La nueva hija de la lágrima







Escribirlo todo y decirte que te quiero entre mis piernas.
Apretarlo todo, con fuerza, presionando las yemas
Respirar todo, por última vez, llenando los pulmones.

Puedo sentir la electricidad que llega hasta mis pies, bajando por los dedos,
Sacudiéndome en un espasmo intenso, parejo, incontrolable.

                      
Voy a recordarlo todo.


Lo bien que se siente poder hablar de lo que duele.
La seguridad que me da cuando abrís la puerta de casa.
El viento, las estrellas, el olor de la nieve.

También voy a invocar a los recuerdos no tan felices,
A las escenas de novela, los llantos imparables,
Las auto-culpas asquerosas.

Y voy a acordarme de las mentiras, en tu cara sí, y en la mía.
De los terceros, los verdaderos, los inventados, los negados, los aceptados.

Voy a llorarlo todo, a lastimarme cada vez que te extrañe,
A escarbarme el corazón a cucharadas, autodestrucción consciente, asfixiante.
Me voy a sentir una estúpida, creyéndome inteligente.
Y seguramente voy a enojarme, voy a odiarte y a volverte a amar.

Sigo acá, pero no sé por cuánto tiempo. Y no puedo alejarme de lo que escribo.

                           Intenté
escribirlo todo.





 
                             
                      ¿Gustavo tendrá a alguien que lo quiera?

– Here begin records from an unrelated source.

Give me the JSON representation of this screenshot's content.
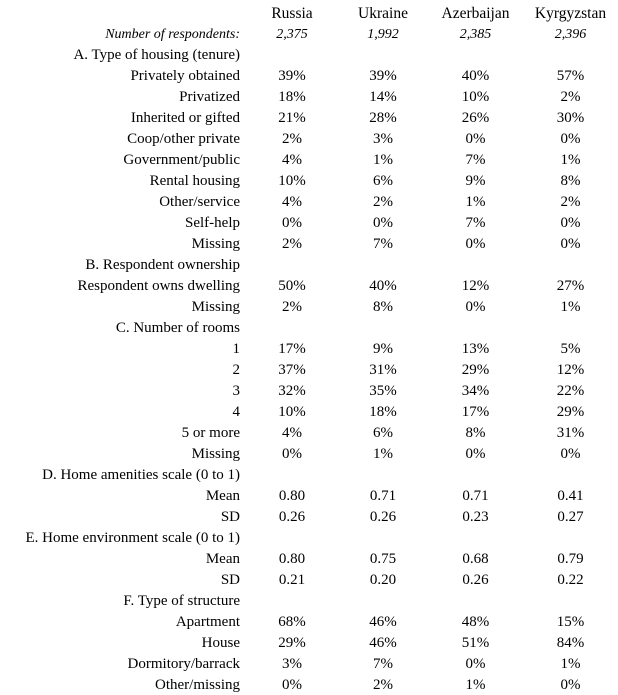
{
  "columns": [
    "Russia",
    "Ukraine",
    "Azerbaijan",
    "Kyrgyzstan"
  ],
  "respondents": {
    "label": "Number of respondents:",
    "values": [
      "2,375",
      "1,992",
      "2,385",
      "2,396"
    ]
  },
  "rows": [
    {
      "type": "section",
      "label": "A. Type of housing (tenure)"
    },
    {
      "type": "data",
      "label": "Privately obtained",
      "values": [
        "39%",
        "39%",
        "40%",
        "57%"
      ]
    },
    {
      "type": "data",
      "label": "Privatized",
      "values": [
        "18%",
        "14%",
        "10%",
        "2%"
      ]
    },
    {
      "type": "data",
      "label": "Inherited or gifted",
      "values": [
        "21%",
        "28%",
        "26%",
        "30%"
      ]
    },
    {
      "type": "data",
      "label": "Coop/other private",
      "values": [
        "2%",
        "3%",
        "0%",
        "0%"
      ]
    },
    {
      "type": "data",
      "label": "Government/public",
      "values": [
        "4%",
        "1%",
        "7%",
        "1%"
      ]
    },
    {
      "type": "data",
      "label": "Rental housing",
      "values": [
        "10%",
        "6%",
        "9%",
        "8%"
      ]
    },
    {
      "type": "data",
      "label": "Other/service",
      "values": [
        "4%",
        "2%",
        "1%",
        "2%"
      ]
    },
    {
      "type": "data",
      "label": "Self-help",
      "values": [
        "0%",
        "0%",
        "7%",
        "0%"
      ]
    },
    {
      "type": "data",
      "label": "Missing",
      "values": [
        "2%",
        "7%",
        "0%",
        "0%"
      ]
    },
    {
      "type": "section",
      "label": "B. Respondent ownership"
    },
    {
      "type": "data",
      "label": "Respondent owns dwelling",
      "values": [
        "50%",
        "40%",
        "12%",
        "27%"
      ]
    },
    {
      "type": "data",
      "label": "Missing",
      "values": [
        "2%",
        "8%",
        "0%",
        "1%"
      ]
    },
    {
      "type": "section",
      "label": "C. Number of rooms"
    },
    {
      "type": "data",
      "label": "1",
      "values": [
        "17%",
        "9%",
        "13%",
        "5%"
      ]
    },
    {
      "type": "data",
      "label": "2",
      "values": [
        "37%",
        "31%",
        "29%",
        "12%"
      ]
    },
    {
      "type": "data",
      "label": "3",
      "values": [
        "32%",
        "35%",
        "34%",
        "22%"
      ]
    },
    {
      "type": "data",
      "label": "4",
      "values": [
        "10%",
        "18%",
        "17%",
        "29%"
      ]
    },
    {
      "type": "data",
      "label": "5 or more",
      "values": [
        "4%",
        "6%",
        "8%",
        "31%"
      ]
    },
    {
      "type": "data",
      "label": "Missing",
      "values": [
        "0%",
        "1%",
        "0%",
        "0%"
      ]
    },
    {
      "type": "section",
      "label": "D. Home amenities scale (0 to 1)"
    },
    {
      "type": "data",
      "label": "Mean",
      "values": [
        "0.80",
        "0.71",
        "0.71",
        "0.41"
      ]
    },
    {
      "type": "data",
      "label": "SD",
      "values": [
        "0.26",
        "0.26",
        "0.23",
        "0.27"
      ]
    },
    {
      "type": "section",
      "label": "E. Home environment scale (0 to 1)"
    },
    {
      "type": "data",
      "label": "Mean",
      "values": [
        "0.80",
        "0.75",
        "0.68",
        "0.79"
      ]
    },
    {
      "type": "data",
      "label": "SD",
      "values": [
        "0.21",
        "0.20",
        "0.26",
        "0.22"
      ]
    },
    {
      "type": "section",
      "label": "F. Type of structure"
    },
    {
      "type": "data",
      "label": "Apartment",
      "values": [
        "68%",
        "46%",
        "48%",
        "15%"
      ]
    },
    {
      "type": "data",
      "label": "House",
      "values": [
        "29%",
        "46%",
        "51%",
        "84%"
      ]
    },
    {
      "type": "data",
      "label": "Dormitory/barrack",
      "values": [
        "3%",
        "7%",
        "0%",
        "1%"
      ]
    },
    {
      "type": "data",
      "label": "Other/missing",
      "bold_label": true,
      "values": [
        "0%",
        "2%",
        "1%",
        "0%"
      ]
    }
  ],
  "colors": {
    "text": "#000000",
    "background": "#ffffff"
  }
}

Pareciera que no, porque aunque nos hayamos estado riendo de él durante todo el camino, se lo ve desmejorado. Está todo colorado, a punto de explotar, y no para de quejarse.
Habló a los gritos todo el viaje, como buscando complicidad con los desconocidos, como queriendo hacer amigos
Yo creo que nadie le enseñó, nadie le dijo: “- Gustavo, así no."
   ¿Alguien lo querrá a Gustavo?
¿Podrá ser eso suficiente?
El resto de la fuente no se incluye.